Der Winter naht, schon jetzt sind viele Nächte bitterkalt. Für Obdachlose eine große Herausforderung. Aber auch für Helfer und Städte, die insbesondere wegen der Corona-Pandemie besonders viele Herausforderungen haben, die Obdachlosen zu unterstützen.

Montag, 23. November, 6.50 Uhr: Corona-Studie an Würzburger Kitas in vollem Gange

Kitas möglichst offen halten - daran forschen Mediziner in Unterfranken. Demnächst soll es erste Ergebnisse geben. Ein Überblick über die Studie.

Montag, 23. November, 6 Uhr: 10.864 Fälle: Corona-Neuinfektionen auf Vorwochenniveau

Erwartungsgemäß haben die Gesundheitsämter dem Robert Koch-Institut (RKI) vergleichsweise wenig neue Corona-Infektionen gemeldet. So seien binnen 24 Stunden 10.864 neue Fälle übermittelt worden, wie das RKI am Montagmorgen bekanntgab. Am Freitag war mit 23.648 gemeldeten Fällen ein Höchststand erreicht worden. Am vergangenen Montag hatte die Zahl bei 10.824 gelegen. An Sonntagen und Montagen sind die Zahlen vergleichsweise gering, weil laut RKI am Wochenende weniger Proben genommen werden und dadurch auch insgesamt weniger getestet wird.

Im Oktober und Anfang November war die Zahl der gemeldeten Corona-Neuansteckungen in Deutschland rasant gestiegen. Nun hat sich der Wert seit etwa zwei Wochen auf hohem Niveau eingependelt. Der nach Inkrafttreten des Teil-Lockdowns erhoffte Rückgang ist bislang nicht klar zu erkennen.

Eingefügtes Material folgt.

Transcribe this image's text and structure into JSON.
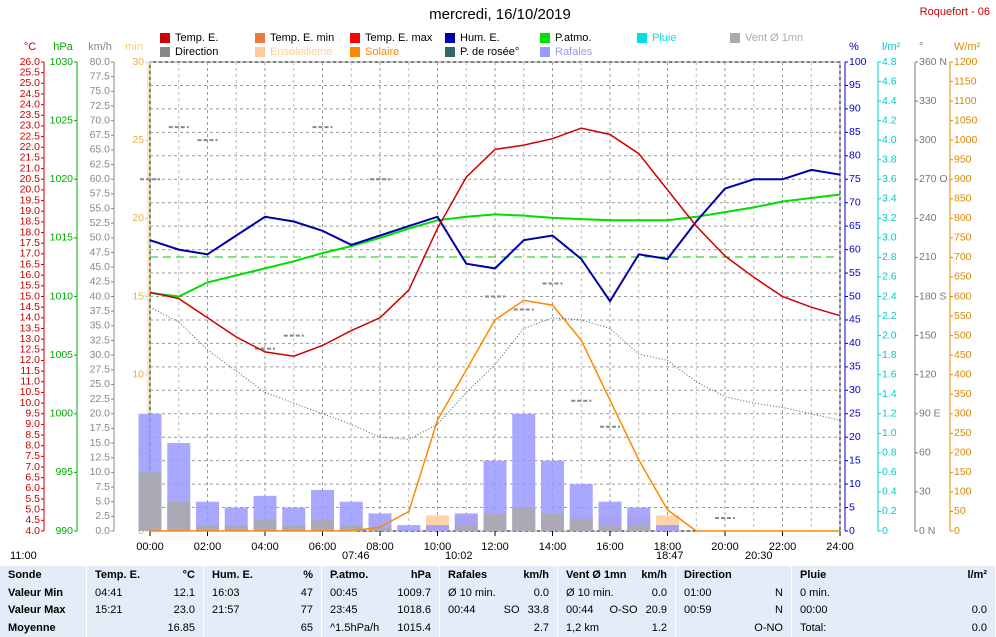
{
  "chart_data": {
    "type": "line",
    "title": "mercredi, 16/10/2019",
    "station": "Roquefort - 06",
    "legend": [
      {
        "name": "Temp. E.",
        "color": "#cc0000"
      },
      {
        "name": "Temp. E. min",
        "color": "#f07840"
      },
      {
        "name": "Temp. E. max",
        "color": "#ff0000"
      },
      {
        "name": "Hum. E.",
        "color": "#0000aa"
      },
      {
        "name": "P.atmo.",
        "color": "#00dd00"
      },
      {
        "name": "Pluie",
        "color": "#00e0e0"
      },
      {
        "name": "Vent Ø 1mn",
        "color": "#aaaaaa"
      },
      {
        "name": "Direction",
        "color": "#888888"
      },
      {
        "name": "Ensoleilleme",
        "color": "#ffcc99"
      },
      {
        "name": "Solaire",
        "color": "#ff8800"
      },
      {
        "name": "P. de rosée°",
        "color": "#336666"
      },
      {
        "name": "Rafales",
        "color": "#9999ff"
      }
    ],
    "xlim": [
      0,
      24
    ],
    "xticks": [
      {
        "value": 0,
        "label": "00:00"
      },
      {
        "value": 2,
        "label": "02:00"
      },
      {
        "value": 4,
        "label": "04:00"
      },
      {
        "value": 6,
        "label": "06:00"
      },
      {
        "value": 8,
        "label": "08:00"
      },
      {
        "value": 10,
        "label": "10:00"
      },
      {
        "value": 12,
        "label": "12:00"
      },
      {
        "value": 14,
        "label": "14:00"
      },
      {
        "value": 16,
        "label": "16:00"
      },
      {
        "value": 18,
        "label": "18:00"
      },
      {
        "value": 20,
        "label": "20:00"
      },
      {
        "value": 22,
        "label": "22:00"
      },
      {
        "value": 24,
        "label": "24:00"
      }
    ],
    "grid": true,
    "axes": [
      {
        "label": "°C",
        "color": "#cc0000",
        "lim": [
          4,
          26
        ],
        "ticks": [
          {
            "value": 4,
            "label": "4.0"
          },
          4.5,
          {
            "value": 5,
            "label": "5.0"
          },
          5.5,
          {
            "value": 6,
            "label": "6.0"
          },
          6.5,
          {
            "value": 7,
            "label": "7.0"
          },
          7.5,
          {
            "value": 8,
            "label": "8.0"
          },
          8.5,
          {
            "value": 9,
            "label": "9.0"
          },
          9.5,
          {
            "value": 10,
            "label": "10.0"
          },
          10.5,
          {
            "value": 11,
            "label": "11.0"
          },
          11.5,
          {
            "value": 12,
            "label": "12.0"
          },
          12.5,
          {
            "value": 13,
            "label": "13.0"
          },
          13.5,
          {
            "value": 14,
            "label": "14.0"
          },
          14.5,
          {
            "value": 15,
            "label": "15.0"
          },
          15.5,
          {
            "value": 16,
            "label": "16.0"
          },
          16.5,
          {
            "value": 17,
            "label": "17.0"
          },
          17.5,
          {
            "value": 18,
            "label": "18.0"
          },
          18.5,
          {
            "value": 19,
            "label": "19.0"
          },
          19.5,
          {
            "value": 20,
            "label": "20.0"
          },
          20.5,
          {
            "value": 21,
            "label": "21.0"
          },
          21.5,
          {
            "value": 22,
            "label": "22.0"
          },
          22.5,
          {
            "value": 23,
            "label": "23.0"
          },
          23.5,
          {
            "value": 24,
            "label": "24.0"
          },
          24.5,
          {
            "value": 25,
            "label": "25.0"
          },
          25.5,
          {
            "value": 26,
            "label": "26.0"
          }
        ]
      },
      {
        "label": "hPa",
        "color": "#00aa00",
        "lim": [
          990,
          1030
        ],
        "ticks": [
          990,
          995,
          1000,
          1005,
          1010,
          1015,
          1020,
          1025,
          1030
        ]
      },
      {
        "label": "km/h",
        "color": "#888888",
        "lim": [
          0,
          80
        ],
        "ticks": [
          {
            "value": 0,
            "label": "0.0"
          },
          2.5,
          {
            "value": 5,
            "label": "5.0"
          },
          7.5,
          {
            "value": 10,
            "label": "10.0"
          },
          12.5,
          {
            "value": 15,
            "label": "15.0"
          },
          17.5,
          {
            "value": 20,
            "label": "20.0"
          },
          22.5,
          {
            "value": 25,
            "label": "25.0"
          },
          27.5,
          {
            "value": 30,
            "label": "30.0"
          },
          32.5,
          {
            "value": 35,
            "label": "35.0"
          },
          37.5,
          {
            "value": 40,
            "label": "40.0"
          },
          42.5,
          {
            "value": 45,
            "label": "45.0"
          },
          47.5,
          {
            "value": 50,
            "label": "50.0"
          },
          52.5,
          {
            "value": 55,
            "label": "55.0"
          },
          57.5,
          {
            "value": 60,
            "label": "60.0"
          },
          62.5,
          {
            "value": 65,
            "label": "65.0"
          },
          67.5,
          {
            "value": 70,
            "label": "70.0"
          },
          72.5,
          {
            "value": 75,
            "label": "75.0"
          },
          77.5,
          {
            "value": 80,
            "label": "80.0"
          }
        ]
      },
      {
        "label": "min",
        "color": "#ffcc66",
        "lim": [
          0,
          30
        ],
        "ticks": [
          0,
          5,
          10,
          15,
          20,
          25,
          30
        ]
      },
      {
        "label": "%",
        "color": "#0000cc",
        "lim": [
          0,
          100
        ],
        "ticks": [
          0,
          5,
          10,
          15,
          20,
          25,
          30,
          35,
          40,
          45,
          50,
          55,
          60,
          65,
          70,
          75,
          80,
          85,
          90,
          95,
          100
        ]
      },
      {
        "label": "l/m²",
        "color": "#00cccc",
        "lim": [
          0,
          4.8
        ],
        "ticks": [
          0,
          0.2,
          0.4,
          0.6,
          0.8,
          {
            "value": 1,
            "label": "1.0"
          },
          1.2,
          1.4,
          1.6,
          1.8,
          {
            "value": 2,
            "label": "2.0"
          },
          2.2,
          2.4,
          2.6,
          2.8,
          {
            "value": 3,
            "label": "3.0"
          },
          3.2,
          3.4,
          3.6,
          3.8,
          {
            "value": 4,
            "label": "4.0"
          },
          4.2,
          4.4,
          4.6,
          4.8
        ]
      },
      {
        "label": "°",
        "color": "#777777",
        "lim": [
          0,
          360
        ],
        "ticks": [
          {
            "value": 0,
            "label": "0 N"
          },
          30,
          60,
          {
            "value": 90,
            "label": "90 E"
          },
          120,
          150,
          {
            "value": 180,
            "label": "180 S"
          },
          210,
          240,
          {
            "value": 270,
            "label": "270 O"
          },
          300,
          330,
          {
            "value": 360,
            "label": "360 N"
          }
        ]
      },
      {
        "label": "W/m²",
        "color": "#dd8800",
        "lim": [
          0,
          1200
        ],
        "ticks": [
          0,
          50,
          100,
          150,
          200,
          250,
          300,
          350,
          400,
          450,
          500,
          550,
          600,
          650,
          700,
          750,
          800,
          850,
          900,
          950,
          1000,
          1050,
          1100,
          1150,
          1200
        ]
      }
    ],
    "x": [
      0,
      1,
      2,
      3,
      4,
      5,
      6,
      7,
      8,
      9,
      10,
      11,
      12,
      13,
      14,
      15,
      16,
      17,
      18,
      19,
      20,
      21,
      22,
      23,
      24
    ],
    "series": [
      {
        "name": "Ensoleilleme",
        "color": "#ffcc99",
        "axis": 3,
        "style": "bars",
        "values": [
          0,
          0,
          0,
          0,
          0,
          0,
          0,
          0,
          0,
          0,
          1,
          1,
          1,
          1,
          1,
          1,
          1,
          1,
          1,
          0,
          0,
          0,
          0,
          0,
          0
        ]
      },
      {
        "name": "Rafales",
        "color": "#9999ff",
        "axis": 2,
        "style": "bars",
        "values": [
          20,
          15,
          5,
          4,
          6,
          4,
          7,
          5,
          3,
          1,
          1,
          3,
          12,
          20,
          12,
          8,
          5,
          4,
          1,
          0,
          0,
          0,
          0,
          0,
          0
        ]
      },
      {
        "name": "Vent Ø 1mn",
        "color": "#aaaaaa",
        "axis": 2,
        "style": "bars",
        "values": [
          10,
          5,
          1,
          1,
          2,
          1,
          2,
          1,
          0.5,
          0,
          0,
          1,
          3,
          4,
          3,
          2,
          1,
          1,
          0,
          0,
          0,
          0,
          0,
          0,
          0
        ]
      },
      {
        "name": "Direction",
        "color": "#888888",
        "axis": 6,
        "style": "dash",
        "values": [
          270,
          310,
          300,
          null,
          140,
          150,
          310,
          null,
          270,
          null,
          null,
          null,
          180,
          170,
          190,
          100,
          80,
          null,
          null,
          null,
          10,
          null,
          null,
          null,
          null
        ]
      },
      {
        "name": "Solaire",
        "color": "#ff8800",
        "axis": 7,
        "style": "line",
        "values": [
          0,
          0,
          0,
          0,
          0,
          0,
          0,
          0,
          10,
          50,
          284,
          412,
          540,
          590,
          578,
          488,
          335,
          182,
          54,
          0,
          0,
          0,
          0,
          0,
          0
        ]
      },
      {
        "name": "P. de rosée°",
        "color": "#336666",
        "axis": 0,
        "style": "dotted",
        "values": [
          14.5,
          13.8,
          12.5,
          11.5,
          10.5,
          10,
          9.5,
          9,
          8.4,
          8.3,
          9,
          10.5,
          11.8,
          13.5,
          14,
          13.9,
          13.5,
          12.3,
          12,
          11,
          10.3,
          10,
          9.8,
          9.5,
          9.2
        ]
      },
      {
        "name": "P.atmo.",
        "color": "#00dd00",
        "axis": 1,
        "style": "line",
        "values": [
          1010.3,
          1010,
          1011.2,
          1011.8,
          1012.4,
          1013,
          1013.7,
          1014.3,
          1015,
          1015.8,
          1016.5,
          1016.8,
          1017,
          1016.9,
          1016.7,
          1016.6,
          1016.5,
          1016.5,
          1016.5,
          1016.8,
          1017.2,
          1017.6,
          1018.1,
          1018.4,
          1018.7
        ]
      },
      {
        "name": "Hum. E.",
        "color": "#0000aa",
        "axis": 4,
        "style": "line",
        "values": [
          62,
          60,
          59,
          63,
          67,
          66,
          64,
          61,
          63,
          65,
          67,
          57,
          56,
          62,
          63,
          58,
          49,
          59,
          58,
          66,
          73,
          75,
          75,
          77,
          76
        ]
      },
      {
        "name": "Temp. E.",
        "color": "#cc0000",
        "axis": 0,
        "style": "line",
        "values": [
          15.2,
          14.9,
          14,
          13.1,
          12.4,
          12.2,
          12.7,
          13.4,
          14,
          15.3,
          18.2,
          20.6,
          21.9,
          22.1,
          22.4,
          22.9,
          22.6,
          21.7,
          20,
          18.3,
          16.9,
          15.9,
          15,
          14.5,
          14.1
        ]
      }
    ],
    "mean_line": {
      "axis": 0,
      "value": 16.85,
      "color": "#00cc00"
    },
    "sun_times": [
      "11:00",
      "07:46",
      "10:02",
      "18:47",
      "20:30"
    ]
  },
  "table": {
    "header": [
      [
        "Sonde"
      ],
      [
        "Temp. E.",
        "°C"
      ],
      [
        "Hum. E.",
        "%"
      ],
      [
        "P.atmo.",
        "hPa"
      ],
      [
        "Rafales",
        "km/h"
      ],
      [
        "Vent Ø 1mn",
        "km/h"
      ],
      [
        "Direction"
      ],
      [
        "Pluie",
        "l/m²"
      ]
    ],
    "rows": [
      [
        [
          "Valeur Min"
        ],
        [
          "04:41",
          "12.1"
        ],
        [
          "16:03",
          "47"
        ],
        [
          "00:45",
          "1009.7"
        ],
        [
          "Ø 10 min.",
          "0.0"
        ],
        [
          "Ø 10 min.",
          "0.0"
        ],
        [
          "01:00",
          "N"
        ],
        [
          "0 min."
        ]
      ],
      [
        [
          "Valeur Max"
        ],
        [
          "15:21",
          "23.0"
        ],
        [
          "21:57",
          "77"
        ],
        [
          "23:45",
          "1018.6"
        ],
        [
          "00:44",
          "SO",
          "33.8"
        ],
        [
          "00:44",
          "O-SO",
          "20.9"
        ],
        [
          "00:59",
          "N"
        ],
        [
          "00:00",
          "0.0"
        ]
      ],
      [
        [
          "Moyenne"
        ],
        [
          "",
          "16.85"
        ],
        [
          "",
          "65"
        ],
        [
          "^1.5hPa/h",
          "1015.4"
        ],
        [
          "",
          "2.7"
        ],
        [
          "1,2 km",
          "1.2"
        ],
        [
          "",
          "O-NO"
        ],
        [
          "Total:",
          "0.0"
        ]
      ]
    ]
  }
}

Das RKI zählt seit Beginn der Pandemie insgesamt 929.133 nachgewiesene Infektionen mit Sars-CoV-2 in Deutschland (Stand: 23.11., 00.00 Uhr). Die Zahl der Todesfälle im Zusammenhang mit dem Virus stieg bis Montag um 90 auf insgesamt 14.112. Das RKI schätzt, dass rund 618.800 Menschen inzwischen genesen sind.

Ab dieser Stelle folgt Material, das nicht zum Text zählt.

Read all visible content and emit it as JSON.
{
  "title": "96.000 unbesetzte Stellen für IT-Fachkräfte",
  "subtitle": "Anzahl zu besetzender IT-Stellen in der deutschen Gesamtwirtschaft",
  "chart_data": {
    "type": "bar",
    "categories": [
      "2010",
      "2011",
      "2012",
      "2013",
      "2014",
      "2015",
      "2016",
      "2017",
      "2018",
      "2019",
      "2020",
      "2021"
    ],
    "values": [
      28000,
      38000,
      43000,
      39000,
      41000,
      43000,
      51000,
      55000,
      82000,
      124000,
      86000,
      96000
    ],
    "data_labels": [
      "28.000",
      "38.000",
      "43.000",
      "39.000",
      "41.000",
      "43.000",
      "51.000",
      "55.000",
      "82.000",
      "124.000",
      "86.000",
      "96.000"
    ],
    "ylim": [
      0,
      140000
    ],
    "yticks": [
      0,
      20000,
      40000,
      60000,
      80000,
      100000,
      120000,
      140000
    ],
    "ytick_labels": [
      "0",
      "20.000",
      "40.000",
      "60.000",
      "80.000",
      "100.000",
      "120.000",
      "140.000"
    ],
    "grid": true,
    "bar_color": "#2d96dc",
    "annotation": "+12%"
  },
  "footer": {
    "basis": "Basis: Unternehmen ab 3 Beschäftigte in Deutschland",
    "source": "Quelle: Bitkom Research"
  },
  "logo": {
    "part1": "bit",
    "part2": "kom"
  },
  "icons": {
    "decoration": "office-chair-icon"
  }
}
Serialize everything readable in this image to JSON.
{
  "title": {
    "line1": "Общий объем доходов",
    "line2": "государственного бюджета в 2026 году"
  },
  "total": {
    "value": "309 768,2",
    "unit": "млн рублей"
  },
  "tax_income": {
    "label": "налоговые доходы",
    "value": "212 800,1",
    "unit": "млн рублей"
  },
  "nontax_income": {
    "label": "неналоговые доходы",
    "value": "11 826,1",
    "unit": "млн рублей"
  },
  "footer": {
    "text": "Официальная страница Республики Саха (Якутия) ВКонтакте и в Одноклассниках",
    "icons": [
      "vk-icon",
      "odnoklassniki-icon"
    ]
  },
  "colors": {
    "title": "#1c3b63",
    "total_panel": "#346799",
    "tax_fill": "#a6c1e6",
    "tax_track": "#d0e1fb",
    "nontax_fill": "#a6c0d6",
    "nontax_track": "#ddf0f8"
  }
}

Das sogenannte Sieben-Tage-R lag laut RKI-Lagebericht vom Sonntag bei 1,03 (Vortag: 1,07). Das bedeutet, dass im Durchschnitt jede Person, die mit SARS-CoV-2 infiziert ist, ungefähr eine weitere Person ansteckt. Der Wert bildet jeweils das Infektionsgeschehen vor 8 bis 16 Tagen ab. Liegt er für längere Zeit unter 1, flaut das Infektionsgeschehen ab.